Senior Site Reliability Engineer - Cloud Infrastructure Team

GrubHub   •  

New York, NY

5 - 7 years

Posted 240 days ago

This job is no longer available.

About the Opportunity: 

The Cloud Infrastructure (CI) team at Grubhub is responsible for building the frameworks and platform on which all services are built and operate along with building a number of key services. This team is at the core of implementing distributed, scalable system foundations and designing for 5 9’s uptime and horizontal scalability. The team is made up of Software Engineers and Site Reliability Engineers (SRE). The SREs focus on helping the team build reliable distributed systems that are easy to run, maintain and operate. The CI SRE team works across all teams at Grubhub to assist with design and architecture as well as providing guidance on the platform we have built. The CI SRE team also builds and maintains our deployment and self-service tooling and services, along with our Platform SRE team

Some Challenges You’ll Tackle


• Own the platform services which include service discovery (Eureka), application routing and service configuration management

• Help build multi datacenter, performant and highly available services, and the frameworks to support them

• Build solutions to empower Software Engineers to make (safe) changes across our production environment. This includes our continuous delivery pipeline, command line tools, services, et cetera

• Actively contribute to the adoption of strong software architecture, development best practices, and new technologies. We are always improving the process of building software; we need you to help contribute


Tools we work with:

• Python and Java

• Cassandra

• Docker

• Jenkins and Spinnaker

• Datadog and Splunk

You Should Have

• Minimum 4+ years experience building complex distributed systems.

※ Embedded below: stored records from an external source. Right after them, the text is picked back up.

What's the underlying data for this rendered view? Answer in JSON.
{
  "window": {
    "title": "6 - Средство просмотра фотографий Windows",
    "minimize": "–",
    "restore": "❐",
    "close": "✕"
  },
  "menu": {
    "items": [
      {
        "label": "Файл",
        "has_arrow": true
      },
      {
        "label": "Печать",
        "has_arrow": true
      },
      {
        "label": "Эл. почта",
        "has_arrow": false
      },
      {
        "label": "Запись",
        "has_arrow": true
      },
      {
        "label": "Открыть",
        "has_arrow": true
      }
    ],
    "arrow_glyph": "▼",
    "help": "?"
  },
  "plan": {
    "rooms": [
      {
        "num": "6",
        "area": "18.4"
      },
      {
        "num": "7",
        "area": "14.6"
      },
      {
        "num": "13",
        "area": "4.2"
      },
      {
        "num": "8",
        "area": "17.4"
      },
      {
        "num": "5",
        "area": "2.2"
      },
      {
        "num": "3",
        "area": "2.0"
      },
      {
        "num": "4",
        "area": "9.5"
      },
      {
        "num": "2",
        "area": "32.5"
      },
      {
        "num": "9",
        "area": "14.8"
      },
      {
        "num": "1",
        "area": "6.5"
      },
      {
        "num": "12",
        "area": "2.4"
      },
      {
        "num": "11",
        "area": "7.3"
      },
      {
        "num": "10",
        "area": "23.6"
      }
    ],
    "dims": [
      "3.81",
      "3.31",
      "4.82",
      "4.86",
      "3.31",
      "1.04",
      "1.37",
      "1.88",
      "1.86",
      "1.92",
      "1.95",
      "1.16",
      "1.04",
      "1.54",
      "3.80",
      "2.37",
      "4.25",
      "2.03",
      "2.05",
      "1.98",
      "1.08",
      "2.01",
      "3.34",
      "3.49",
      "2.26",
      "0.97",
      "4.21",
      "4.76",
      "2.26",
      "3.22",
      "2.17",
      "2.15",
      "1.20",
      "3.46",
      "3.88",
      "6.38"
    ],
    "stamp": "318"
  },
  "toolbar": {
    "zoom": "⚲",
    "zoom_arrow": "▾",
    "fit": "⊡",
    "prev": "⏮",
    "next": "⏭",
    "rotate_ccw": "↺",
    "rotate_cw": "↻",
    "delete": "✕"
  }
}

In this role you are the one gravitating toward operational concerns of the team, focusing on reliability, performance, capacity planning and automation of everything.

• Minimum 4+ years building applications in Python (or a similar language)

• Deep knowledge of distributed systems; including distributed algorithms, service discovery and consistency models

• Experience with the JVM

• Deep understanding of Linux systems

• Experience with NoSQL databases such as Cassandra

• Exceptional communication and troubleshooting skills.